Para Brahmana Bengawan
Tlatah Jipang dikenal sebagai Tanah Para Brahmana. Lebih tepatnya Brahmana Bengawan. Brahmana, di sini dimaknai sebagai kasta bijak bestari. Para sepuh nan bijak, yang selalu lahir di tiap zaman dan generasi. Baik Brahmana zaman Hindu Budha (Mpu), maupun Brahmana zaman Islam (Wali).
Brahmana Ngloram
Ngloram Blora menjadi titik penting sekaligus bukti bahwa Brahmana Bengawan punya peran kebajikan. Pada abad 11 M, tepatnya pada 1041 M, Raja Airlangga Medang Kahuripan menulis Prasasti Pucangan sebagai bukti keberadaan Ngloram sebagai pengendali pralaya. Para Brahmana Bengawan menjadi penengah antara dominasi Sriwijaya (Pesisir) dan Medang Kuno (Pegunungan).
Brahmana Merbong
Merbong (Payaman) Bojonegoro, juga jadi titik penting sekaligus bukti keberadaan Para Brahmana Bengawan. Pada 1248 M, Raja Wisnuwardhana Singashari menyebut Para Brahmana Bengawan telah membantu Raja Ken Arok dalam menyatukan Jenggala (Pesisir) dan Panjalu (Pegunungan). Berkat penyatuan itu, Ken Arok mampu mendirikan Tumapel, yang kelak dikenal sebagai Singashari.
Brahmana Jipang
Jipang Blora menjadi titik penting, yang namanya sudah dicatat Prasasti Maribong (1248 M) sebagai Wateg Atagan Jipang. Sejak zaman Singashari, Jipang sudah dikenal sebagai wilayah Brahmana. Lalu pada zaman Raja Hayam Wuruk Majapahit (1358 M), Jipang juga masyhur sebagai titik penting kejayaan Bengawan.
Brahmana Tebon
Gunung Jali Tegiri (Tebon) Bojonegoro menjadi titik penting masuknya Islam damai tanpa peperangan. Tercatat pada 1344 M, Gunung Jali menjadi lokasi dakwah Syekh Jumadil Kubro (Mbah Jimatdil Kubro), di tengah masa keemasan Majapahit. Sebagai Brahmana Islam (Waliyullah), Mbah Jimatdil Kubro mampu membawa Islam damai di tengah keyakinan lama. Islam damai dan toleran yang dibawa Mbah Jimatdil Kubro ini, kelak dilanjutkan Para Brahmana Islam berikutnya, seperti Mbah Keramat Songo Jipang, Mbah Sunan Ngudung Ngloram, hingga Mbah Nursalim Tegiri.
Brahmana Getas
Getas Blora menjadi titik lintasan para Brahmana Bengawan. Sejak Medang Kahuripan, Singashari, hingga Majapahit, Getas menjadi bagian dari titik penting yang selalu dicatat prasasti. Dalam acara Festival Candra Benawa ini, Getas menjadi titik penyatu semangat kejayaan Bengawan. Doa syukur dan semangat kejayaan dari Ngloram, Payaman, Jipang, dan Tebon, kemudian disatukan dan kembali dimunculkan di Getas.

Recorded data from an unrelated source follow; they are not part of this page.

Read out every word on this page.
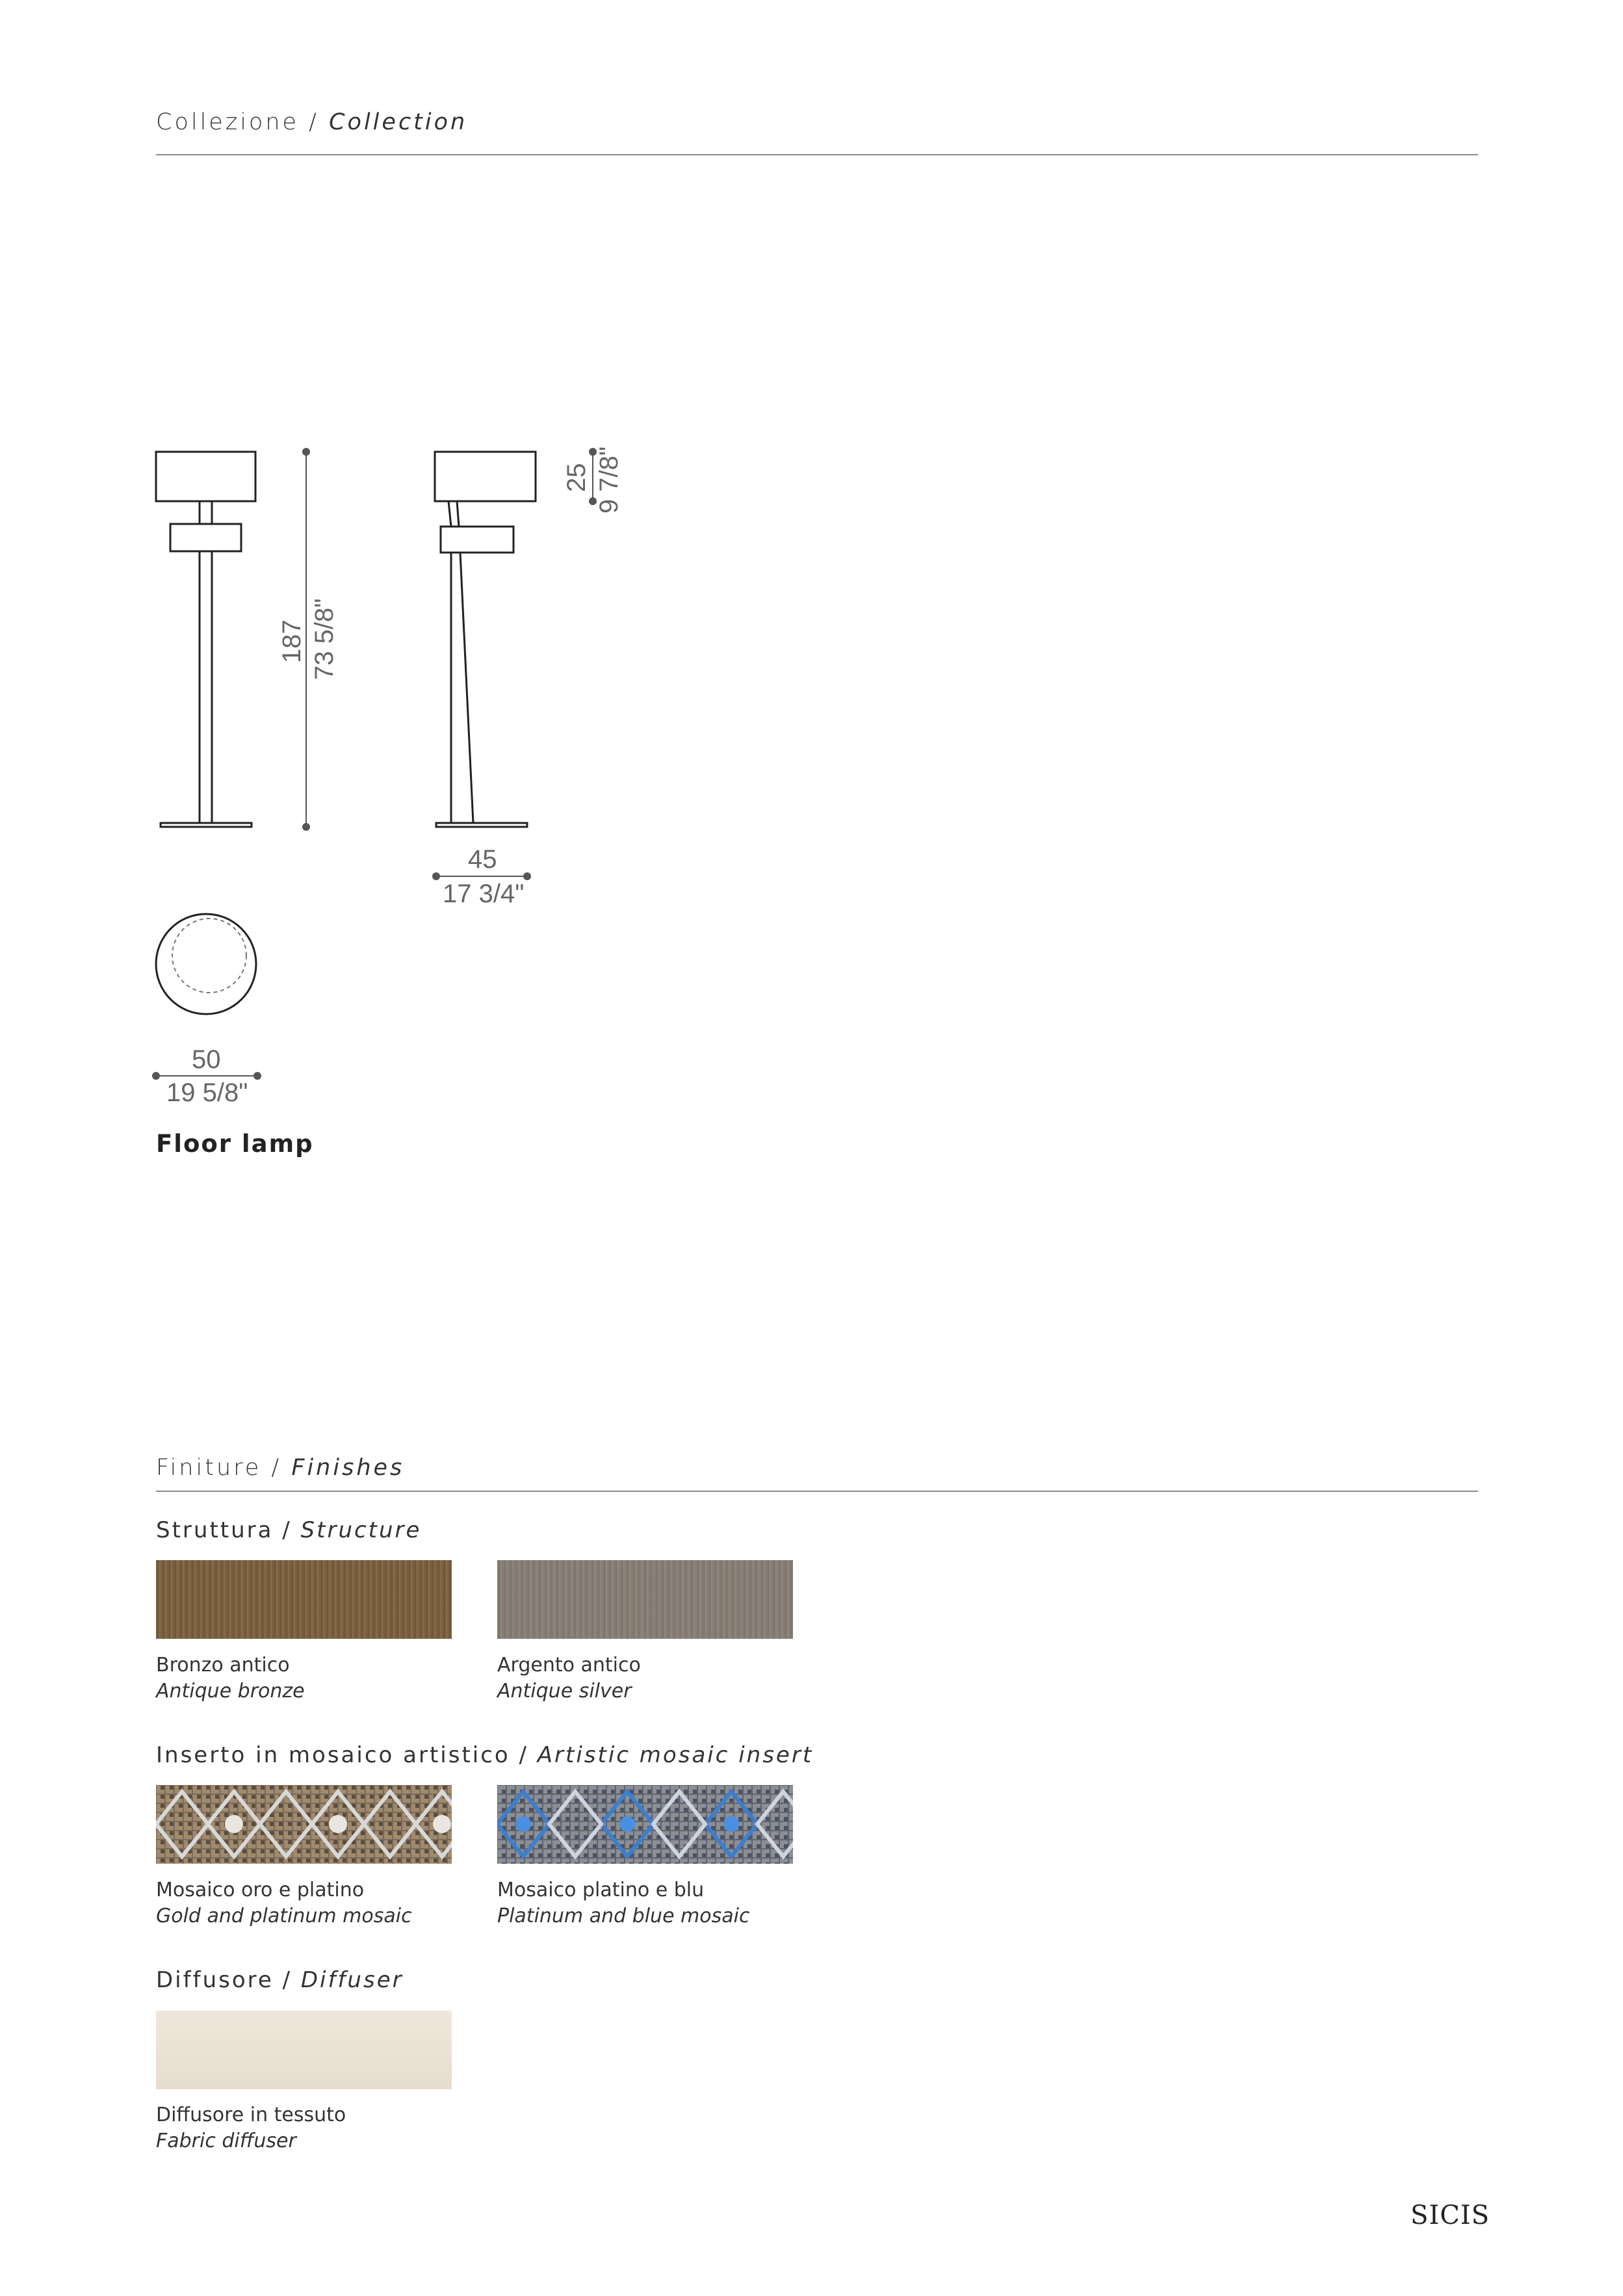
Collezione / Collection
187 73 5/8"
25 9 7/8"
45
17 3/4"
50
19 5/8"
Floor lamp
Finiture / Finishes
Struttura / Structure
Bronzo antico
Antique bronze
Argento antico
Antique silver
Inserto in mosaico artistico / Artistic mosaic insert
Mosaico oro e platino
Gold and platinum mosaic
Mosaico platino e blu
Platinum and blue mosaic
Diffusore / Diffuser
Diffusore in tessuto
Fabric diffuser
SICIS
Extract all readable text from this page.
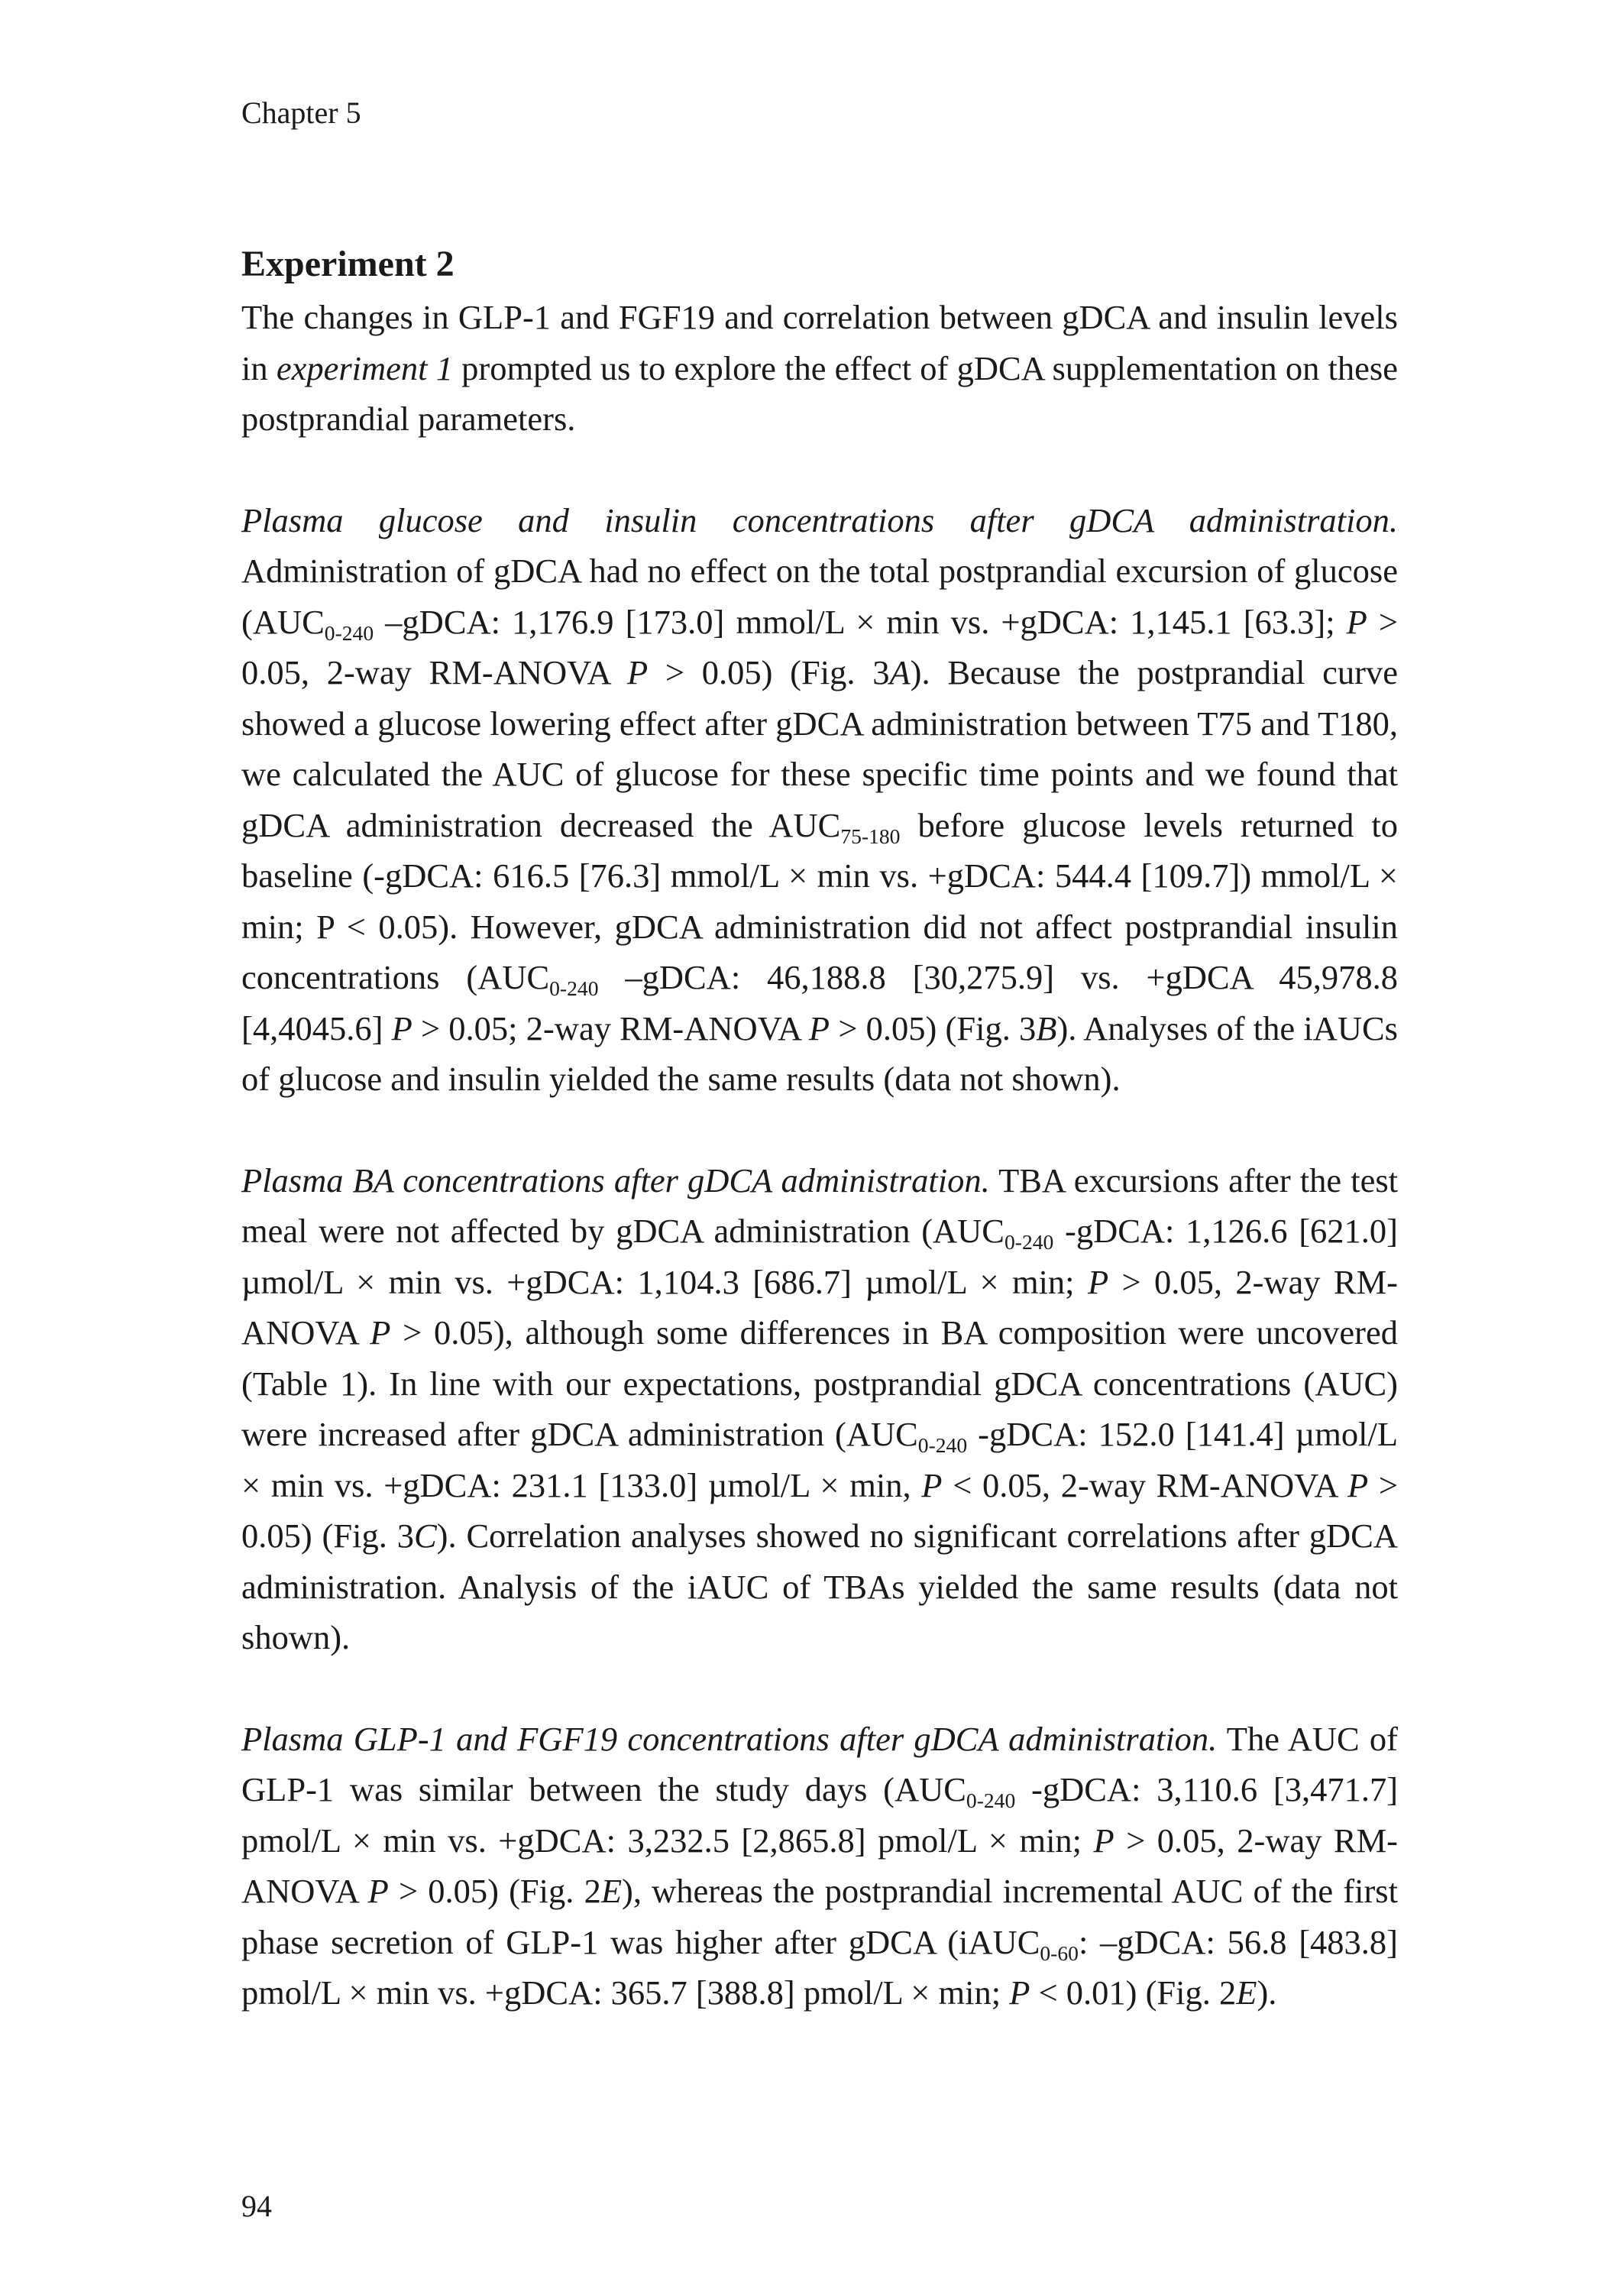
Chapter 5
Experiment 2

The changes in GLP-1 and FGF19 and correlation between gDCA and insulin levels in experiment 1 prompted us to explore the effect of gDCA supplementation on these postprandial parameters.

Plasma glucose and insulin concentrations after gDCA administration. Administration of gDCA had no effect on the total postprandial excursion of glucose ($AUC_{0-240}$ –gDCA: 1,176.9 [173.0] mmol/L × min vs. +gDCA: 1,145.1 [63.3]; P > 0.05, 2-way RM-ANOVA P > 0.05) (Fig. 3A). Because the postprandial curve showed a glucose lowering effect after gDCA administration between T75 and T180, we calculated the AUC of glucose for these specific time points and we found that gDCA administration decreased the $AUC_{75-180}$ before glucose levels returned to baseline (-gDCA: 616.5 [76.3] mmol/L × min vs. +gDCA: 544.4 [109.7]) mmol/L × min; P < 0.05). However, gDCA administration did not affect postprandial insulin concentrations ($AUC_{0-240}$ –gDCA: 46,188.8 [30,275.9] vs. +gDCA 45,978.8 [4,4045.6] P > 0.05; 2-way RM-ANOVA P > 0.05) (Fig. 3B). Analyses of the iAUCs of glucose and insulin yielded the same results (data not shown).

Plasma BA concentrations after gDCA administration. TBA excursions after the test meal were not affected by gDCA administration ($AUC_{0-240}$ -gDCA: 1,126.6 [621.0] µmol/L × min vs. +gDCA: 1,104.3 [686.7] µmol/L × min; P > 0.05, 2-way RM-ANOVA P > 0.05), although some differences in BA composition were uncovered (Table 1). In line with our expectations, postprandial gDCA concentrations (AUC) were increased after gDCA administration ($AUC_{0-240}$ -gDCA: 152.0 [141.4] µmol/L × min vs. +gDCA: 231.1 [133.0] µmol/L × min, P < 0.05, 2-way RM-ANOVA P > 0.05) (Fig. 3C). Correlation analyses showed no significant correlations after gDCA administration. Analysis of the iAUC of TBAs yielded the same results (data not shown).

Plasma GLP-1 and FGF19 concentrations after gDCA administration. The AUC of GLP-1 was similar between the study days ($AUC_{0-240}$ -gDCA: 3,110.6 [3,471.7] pmol/L × min vs. +gDCA: 3,232.5 [2,865.8] pmol/L × min; P > 0.05, 2-way RM-ANOVA P > 0.05) (Fig. 2E), whereas the postprandial incremental AUC of the first phase secretion of GLP-1 was higher after gDCA (iAUC$_{0-60}$: –gDCA: 56.8 [483.8] pmol/L × min vs. +gDCA: 365.7 [388.8] pmol/L × min; P < 0.01) (Fig. 2E).

94
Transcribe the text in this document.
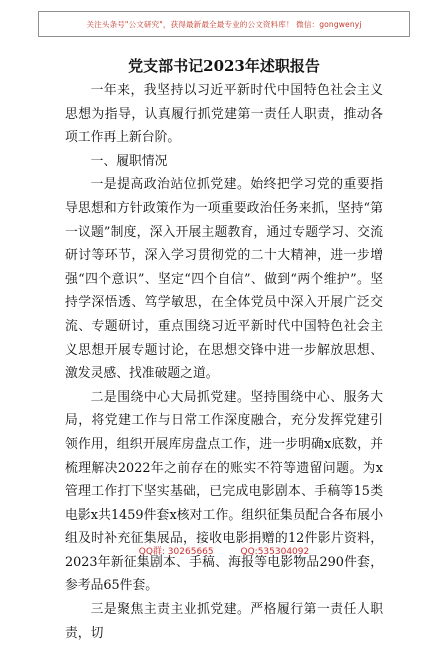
关注头条号"公文研究"，获得最新最全最专业的公文资料库！ 微信：gongwenyj
党支部书记2023年述职报告

一年来，我坚持以习近平新时代中国特色社会主义思想为指导，认真履行抓党建第一责任人职责，推动各项工作再上新台阶。

一、履职情况

一是提高政治站位抓党建。始终把学习党的重要指导思想和方针政策作为一项重要政治任务来抓，坚持“第一议题”制度，深入开展主题教育，通过专题学习、交流研讨等环节，深入学习贯彻党的二十大精神，进一步增强“四个意识”、坚定“四个自信”、做到“两个维护”。坚持学深悟透、笃学敏思，在全体党员中深入开展广泛交流、专题研讨，重点围绕习近平新时代中国特色社会主义思想开展专题讨论，在思想交锋中进一步解放思想、激发灵感、找准破题之道。

二是围绕中心大局抓党建。坚持围绕中心、服务大局，将党建工作与日常工作深度融合，充分发挥党建引领作用，组织开展库房盘点工作，进一步明确x底数，并梳理解决2022年之前存在的账实不符等遗留问题。为x管理工作打下坚实基础，已完成电影剧本、手稿等15类电影x共1459件套x核对工作。组织征集员配合各布展小组及时补充征集展品，接收电影捐赠的12件影片资料，2023年新征集剧本、手稿、海报等电影物品290件套，参考品65件套。

三是聚焦主责主业抓党建。严格履行第一责任人职责，切

QQ群: 30265665	QQ:535304092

Tlatah Jipang (Bojonegoro dan Blora) sebagai Wangsa Bengawan, merupakan fakta penting yang harus diketahui generasi penerus. Kejayaan Bengawan bukan sekadar dongeng picisan, tapi fakta kejayaan yang terukir abadi, melintas bermacam tahun dan zaman. Festival Candra Benawa diadakan agar generasi penerus tahu, bahwa fakta kejayaan jauh lebih sepuh daripada dongeng perang dan kesedihan.